Here’s why this new unit is significant: the Media and Entertainment Distribution group will decide how the company’s content is distributed across Disney’s streaming services (which include Disney+, Hulu, ESPN+, and its coming Star international streaming service) and legacy platforms, like movie theaters and television. In other words, Disney will no longer specifically create theatrical films; it will simply create films, and then let its new unit decide whether it would be more profitable to release on streaming or in theaters.
Essentially, the reorganization clearly separates distribution from production, streamlining the decisions behind what content goes where. In practice, there will be a new focus on the streamers — especially Disney+, whose growth has been a bright spot for the company in a dark year. Chapek elaborated in an interview with CNBC:
We want to leave [the decisions about how content gets commercialized in the marketplace] to a group of folks who can really see objectively across all the constituents that we have — the various different considerations that we’ve got — and make the optimal decision for the company, as opposed to somehow having it predetermined that a movie is destined for theaters, or that a tv show is destined for ABC.
The studio’s content will be created by three groups — studios, general entertainment, and sports — which will continue to be led by the same executives as before: respectively Alan Horn and Alan Bergman, Peter Rice, and Jimmy Pitaro.
As well as managing operations for Disney’s streaming services and and tv networks in the U.S., the new Media and Entertainment Distribution will also be responsible for P&L management, distribution, operations, sales, advertising, data, and technology functions globally for Disney’s content production.

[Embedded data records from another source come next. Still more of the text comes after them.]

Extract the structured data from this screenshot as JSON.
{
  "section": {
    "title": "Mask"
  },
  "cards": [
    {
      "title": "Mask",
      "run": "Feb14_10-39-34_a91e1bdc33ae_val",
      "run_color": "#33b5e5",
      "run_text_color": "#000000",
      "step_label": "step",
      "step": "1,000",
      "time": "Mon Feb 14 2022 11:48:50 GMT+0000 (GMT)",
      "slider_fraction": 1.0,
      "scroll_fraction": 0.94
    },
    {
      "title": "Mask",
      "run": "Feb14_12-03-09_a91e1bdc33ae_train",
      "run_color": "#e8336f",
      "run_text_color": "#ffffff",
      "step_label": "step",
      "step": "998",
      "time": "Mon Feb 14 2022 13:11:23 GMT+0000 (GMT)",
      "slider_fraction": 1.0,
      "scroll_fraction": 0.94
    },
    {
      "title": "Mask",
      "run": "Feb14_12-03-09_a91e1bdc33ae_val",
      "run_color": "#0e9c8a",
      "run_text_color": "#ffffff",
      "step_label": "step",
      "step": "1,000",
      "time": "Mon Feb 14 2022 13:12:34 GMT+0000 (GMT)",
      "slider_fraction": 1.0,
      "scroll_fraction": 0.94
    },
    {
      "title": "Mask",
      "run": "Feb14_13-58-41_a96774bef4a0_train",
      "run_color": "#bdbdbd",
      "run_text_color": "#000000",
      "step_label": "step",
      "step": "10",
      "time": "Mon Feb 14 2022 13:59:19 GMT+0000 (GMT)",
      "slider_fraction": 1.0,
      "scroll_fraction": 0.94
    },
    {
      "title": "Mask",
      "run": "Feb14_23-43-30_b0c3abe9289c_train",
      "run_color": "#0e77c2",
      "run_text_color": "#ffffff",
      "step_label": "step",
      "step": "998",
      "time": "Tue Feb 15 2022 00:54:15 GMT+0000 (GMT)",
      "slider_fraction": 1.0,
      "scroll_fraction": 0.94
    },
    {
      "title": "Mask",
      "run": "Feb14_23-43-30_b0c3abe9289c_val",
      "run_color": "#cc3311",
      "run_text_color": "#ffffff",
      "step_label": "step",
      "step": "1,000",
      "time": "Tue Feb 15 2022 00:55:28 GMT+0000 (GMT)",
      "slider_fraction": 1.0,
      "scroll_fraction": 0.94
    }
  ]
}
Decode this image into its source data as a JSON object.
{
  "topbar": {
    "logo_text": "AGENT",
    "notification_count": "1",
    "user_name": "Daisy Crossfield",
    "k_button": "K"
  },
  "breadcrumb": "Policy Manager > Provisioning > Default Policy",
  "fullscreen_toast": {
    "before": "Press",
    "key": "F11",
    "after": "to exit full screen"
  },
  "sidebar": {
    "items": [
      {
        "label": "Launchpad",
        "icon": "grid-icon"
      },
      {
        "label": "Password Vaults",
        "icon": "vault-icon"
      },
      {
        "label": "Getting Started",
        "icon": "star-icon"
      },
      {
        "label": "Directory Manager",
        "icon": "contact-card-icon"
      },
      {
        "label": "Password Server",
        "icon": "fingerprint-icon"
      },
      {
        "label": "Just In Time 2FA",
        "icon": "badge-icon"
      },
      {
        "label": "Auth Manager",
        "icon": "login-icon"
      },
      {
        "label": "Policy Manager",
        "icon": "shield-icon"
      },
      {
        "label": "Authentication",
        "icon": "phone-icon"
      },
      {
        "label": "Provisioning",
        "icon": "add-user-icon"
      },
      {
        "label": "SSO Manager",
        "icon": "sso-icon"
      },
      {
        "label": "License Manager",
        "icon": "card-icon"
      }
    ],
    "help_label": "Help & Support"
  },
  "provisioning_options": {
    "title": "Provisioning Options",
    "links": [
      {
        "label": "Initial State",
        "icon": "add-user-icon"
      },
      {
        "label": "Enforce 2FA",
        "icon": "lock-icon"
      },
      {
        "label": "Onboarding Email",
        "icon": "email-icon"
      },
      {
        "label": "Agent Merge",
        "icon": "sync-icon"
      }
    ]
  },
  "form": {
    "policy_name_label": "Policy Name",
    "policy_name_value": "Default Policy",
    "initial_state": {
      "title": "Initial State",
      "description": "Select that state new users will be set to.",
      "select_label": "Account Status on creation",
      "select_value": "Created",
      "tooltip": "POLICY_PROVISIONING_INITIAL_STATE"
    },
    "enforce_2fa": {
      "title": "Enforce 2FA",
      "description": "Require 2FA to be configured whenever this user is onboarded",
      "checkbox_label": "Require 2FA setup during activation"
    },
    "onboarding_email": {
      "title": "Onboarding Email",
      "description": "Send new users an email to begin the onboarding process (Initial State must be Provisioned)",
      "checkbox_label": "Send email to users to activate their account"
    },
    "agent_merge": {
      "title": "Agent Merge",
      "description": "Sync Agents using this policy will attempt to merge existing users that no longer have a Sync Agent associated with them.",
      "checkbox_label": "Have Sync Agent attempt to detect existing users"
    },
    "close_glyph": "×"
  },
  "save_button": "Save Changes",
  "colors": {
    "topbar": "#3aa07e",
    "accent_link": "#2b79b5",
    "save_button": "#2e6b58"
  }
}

Recent weeks have already seen Disney’s movement in this direction. As major theatrical markets remain shut or only partly open, Disney has shifted two of its most high-profile features of the year — Mulan and Soul — to Disney+, drawing ire from theaters. These developments signalled a change in strategy: Disney is now releasing major tentpoles as streaming exclusives.
But Chapek cautioned against interpreting the reorganization as a simple response to the pandemic. “I might say that Covid accelerated the rate at which we made this transition,” he told CNBC, “but this transition was going to happen anyway.”
Although it is still loss-making (by design), Disney+ has performed well since its launch last November. By August, it had 60.5 million paying customers, exceeding company forecasts. The new structure positions Disney to push its streaming platforms more aggressively; the question now is how far it will go. As analyst Rich Greenfield told CNBC’s Fast Money, “Are they ready to embrace being Netflix?” (Watch his commentary below.)
Disney has scheduled an investor day on December 10. It will reveal more about its new structure and strategy then.